Before you jump into offering credit, you’re going to want to manage your risk accordingly. Some risks of offering credit to customers include:
- Reduced cash flow. Waiting for your customers’ payments will reduce your cash flow. If you don’t account for this, you may have trouble paying for needed supplies and your small business’s operation.
- Reduced profit. Depending on when your customers pay you back, you may have certain periods of reduced profit. Be sure that you price your products and services correctly, in order to make a profit and stay competitive. (Doing this can take some research.)
- Debt. If you have a lot of customers who don’t pay you back in a timely fashion, you may find yourself going into debt.
- Additional resources and time. Implementing an accounts receivable management process may take extra time, energy and resources at first.
To manage these risks, you’ll need to balance the potential for increased sales with the potential for reduced cash flow. You can start by running credit checks on customers before they buy on credit. From there, you’ll want to keep track of customers who continually pay late. If you see a trend, you may want to stop offering them credit options all together.
Recording Services Provided on Credit
The services you provide need to be recorded correctly when you are selling on credit. This helps ensure that you can keep track of them. For each transaction, you need to create an invoice. Once you’ve done that, you will credit the sales account and debit the accounts receivable account for your small business.
At a later date, after the invoice is paid, you will debit the cash account and credit the accounts receivable account.
Recording Sales of Goods on Credit
The same concept applies for selling goods on credit. For each product you sell on credit, you want to record the sale and the related accounts receivable. However, you’ll also need to make sure you reduce your inventory numbers and reflect a cost of sale on your income statement.

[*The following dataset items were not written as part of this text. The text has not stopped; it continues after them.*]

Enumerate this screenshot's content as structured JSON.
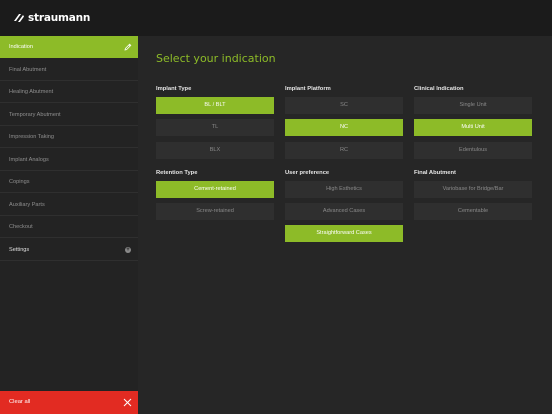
{
  "brand": {
    "name": "straumann"
  },
  "colors": {
    "accent": "#8dbb28",
    "danger": "#e22b22",
    "background": "#262626",
    "sidebar": "#232323",
    "topbar": "#1b1b1b"
  },
  "sidebar": {
    "items": [
      {
        "label": "Indication",
        "active": true,
        "icon": "pencil-icon"
      },
      {
        "label": "Final Abutment"
      },
      {
        "label": "Healing Abutment"
      },
      {
        "label": "Temporary Abutment"
      },
      {
        "label": "Impression Taking"
      },
      {
        "label": "Implant Analogs"
      },
      {
        "label": "Copings"
      },
      {
        "label": "Auxiliary Parts"
      },
      {
        "label": "Checkout"
      },
      {
        "label": "Settings",
        "icon": "plus-icon"
      }
    ],
    "clear_all": "Clear all"
  },
  "main": {
    "title": "Select your indication",
    "groups": {
      "implant_type": {
        "label": "Implant Type",
        "options": [
          "BL / BLT",
          "TL",
          "BLX"
        ],
        "selected": "BL / BLT"
      },
      "implant_platform": {
        "label": "Implant Platform",
        "options": [
          "SC",
          "NC",
          "RC"
        ],
        "selected": "NC"
      },
      "clinical_indication": {
        "label": "Clinical Indication",
        "options": [
          "Single Unit",
          "Multi Unit",
          "Edentulous"
        ],
        "selected": "Multi Unit"
      },
      "retention_type": {
        "label": "Retention Type",
        "options": [
          "Cement-retained",
          "Screw-retained"
        ],
        "selected": "Cement-retained"
      },
      "user_preference": {
        "label": "User preference",
        "options": [
          "High Esthetics",
          "Advanced Cases",
          "Straightforward Cases"
        ],
        "selected": "Straightforward Cases"
      },
      "final_abutment": {
        "label": "Final Abutment",
        "options": [
          "Variobase for Bridge/Bar",
          "Cementable"
        ],
        "selected": null
      }
    }
  }
}
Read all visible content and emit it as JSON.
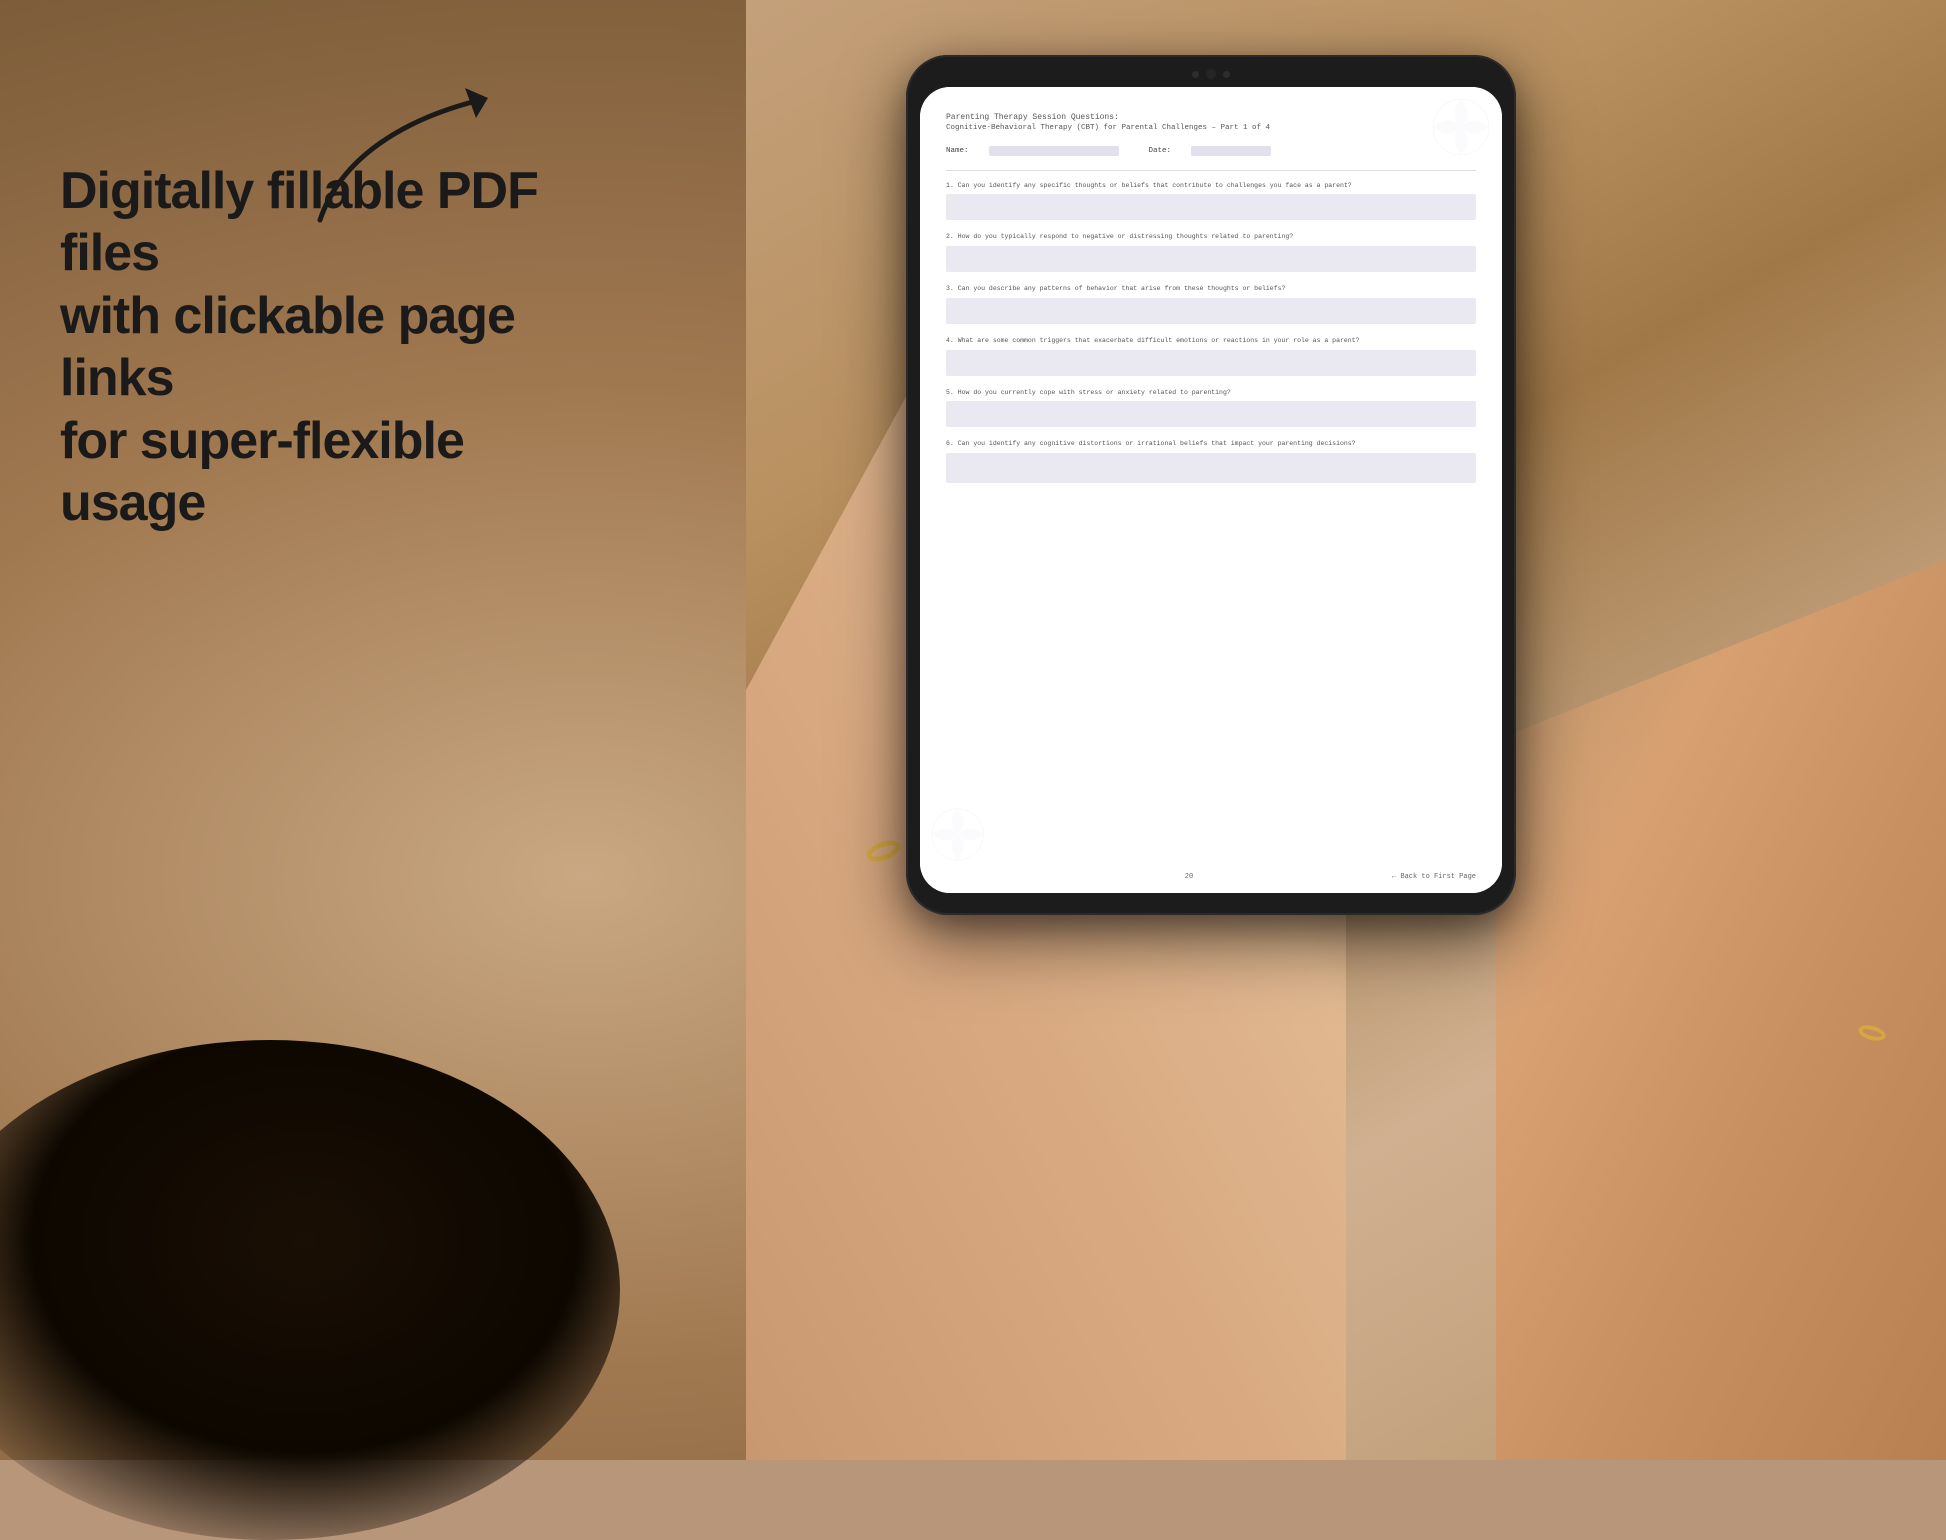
{
  "background": {
    "color": "#b8967a"
  },
  "promo": {
    "line1": "Digitally fillable PDF files",
    "line2": "with clickable page links",
    "line3": "for super-flexible usage"
  },
  "pdf": {
    "title_line1": "Parenting Therapy Session Questions:",
    "title_line2": "Cognitive-Behavioral Therapy (CBT) for Parental Challenges – Part 1 of 4",
    "name_label": "Name:",
    "date_label": "Date:",
    "questions": [
      {
        "number": "1.",
        "text": "Can you identify any specific thoughts or beliefs that contribute to challenges you face as a parent?"
      },
      {
        "number": "2.",
        "text": "How do you typically respond to negative or distressing thoughts related to parenting?"
      },
      {
        "number": "3.",
        "text": "Can you describe any patterns of behavior that arise from these thoughts or beliefs?"
      },
      {
        "number": "4.",
        "text": "What are some common triggers that exacerbate difficult emotions or reactions in your role as a parent?"
      },
      {
        "number": "5.",
        "text": "How do you currently cope with stress or anxiety related to parenting?"
      },
      {
        "number": "6.",
        "text": "Can you identify any cognitive distortions or irrational beliefs that impact your parenting decisions?"
      }
    ],
    "footer": {
      "page_number": "20",
      "back_link": "← Back to First Page"
    }
  }
}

Accounting for Early Payment Discounts
Operating a small business takes a lot of motivation. This you already know. At some time during the accounts receivable process, you may need to extend that motivation to your customers, to generate faster payments.
One way to do this is by offering early payment discounts. For instance, you can offer a 1% discount to customers who pay within 10 days, compared to the usual 30 days. Accounting programs like QuickBooks can help you generate custom invoices with early payment discounts added.
The most common discounts offered include:
- 1%/10 – NET 30. This is a 1% discount if they pay within 10 days.
- 1%/15 – NET 30. This is a 1% discount if they pay within 15 days.
- 2%/10 – NET 30. This is a 2% discount if they pay within 10 days.
- 2%/15 – NET 30. This is a 2% discount if they pay within 15 days.
However, be sure to account for these discounts financially before you start offering them. Typically you can account for early payments by charging the discount as a debit to your sales discount account. You’ll then charge a credit to your accounts receivable account. This will result in a smaller net sales figure that accounts for the discount.
If you’ve committed your small business to offering credit options, make sure you also commit enough time to learning the accounting that goes along with it. During this process, your accounts receivable aging report will be your best friend.
You’ll also want to make sure you understand your credit risk, record your sales correctly and account for early discounts and bad debt. Once you have these down, you should be all set to manage your accounts receivable accounting.